Linas Phillips’s Rainbow Time investigates the nuances of contemporary relationships in the same painfully honest fashion as the films of executive producers Mark and Jay Duplass. Phillips himself stars as Shawn, or Shonzi as he’s often called (because of his fondness for the Fonz from Happy Days), a mentally challenged amateur filmmaker whose contentious relationship with his self-absorbed brother, Todd (Timm Sharp), routinely threatens Todd’s new romance with the sensitive Lindsay (Melanie Lynskey). Phillips perceptively explores the tension between the amiable Shonzi and serious Todd, and how, as brothers, they provocatively and humorously get under each other’s skin—though this interplay of contrasting behaviors offers a level of idiosyncrasy that the film’s too-conventional narrative ultimately skimps on.
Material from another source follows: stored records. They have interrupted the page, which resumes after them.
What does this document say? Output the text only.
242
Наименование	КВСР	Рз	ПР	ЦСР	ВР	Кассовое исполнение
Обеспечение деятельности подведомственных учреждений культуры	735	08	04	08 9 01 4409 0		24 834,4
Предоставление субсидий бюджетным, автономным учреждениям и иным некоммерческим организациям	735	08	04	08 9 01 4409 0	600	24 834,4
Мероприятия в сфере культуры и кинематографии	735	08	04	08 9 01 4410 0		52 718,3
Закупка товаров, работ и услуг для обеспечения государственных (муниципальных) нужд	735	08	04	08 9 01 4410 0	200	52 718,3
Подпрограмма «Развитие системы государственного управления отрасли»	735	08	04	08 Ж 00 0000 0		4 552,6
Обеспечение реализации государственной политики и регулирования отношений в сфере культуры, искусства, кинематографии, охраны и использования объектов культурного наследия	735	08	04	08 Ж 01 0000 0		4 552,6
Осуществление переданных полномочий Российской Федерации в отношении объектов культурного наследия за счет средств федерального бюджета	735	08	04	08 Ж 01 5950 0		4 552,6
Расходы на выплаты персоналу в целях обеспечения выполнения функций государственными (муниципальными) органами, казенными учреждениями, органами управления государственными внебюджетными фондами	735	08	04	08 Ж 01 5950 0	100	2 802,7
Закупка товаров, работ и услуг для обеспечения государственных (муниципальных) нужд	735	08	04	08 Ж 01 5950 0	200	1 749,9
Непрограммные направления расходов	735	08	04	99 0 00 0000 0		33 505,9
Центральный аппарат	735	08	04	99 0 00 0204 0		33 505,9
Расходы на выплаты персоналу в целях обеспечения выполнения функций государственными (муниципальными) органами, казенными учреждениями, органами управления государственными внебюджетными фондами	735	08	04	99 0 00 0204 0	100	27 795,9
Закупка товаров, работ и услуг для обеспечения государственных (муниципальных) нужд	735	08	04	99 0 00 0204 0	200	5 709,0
Phillips doesn’t fixate on Shonzi’s handicap or use it as a tool to garner audience sympathy, though he appears to understand the character’s objectifying perception of women to be in part an extension of his impaired mental faculties. Rainbow Time is at its most interesting when observing the collision between its various characters’ sensibilities, and especially the relationship between Shonzi and the feminist Lindsay, whose advice about women throughout the film cumulatively affects Shonzi’s maturation, leading him to regard the women he encounters with genuine empathy.
Still, the manner in which Rainbow Time grapples with the ethics of Shonzi’s behavior is indicative of how Phillips resolves his various other narrative strands. At one point, Shonzi is arrested following an altercation with a man who acts sexually aggressive toward his girlfriend. That Todd sees it fit to have his brother arrested is an inexplicably cruel act that exists only to see Todd eat humble pie after the girl finally corroborates Shonzi’s truthful account of what transpired. And in another dubious subplot, Todd is understood to only be able to get off while watching videos of himself with Lindsey—a fetish that’s miraculously overcome with as little as Todd deleting a sex video from his phone. In short, Phillips’s contrived sense of follow-through betrays the truthfulness of his initial characterizations.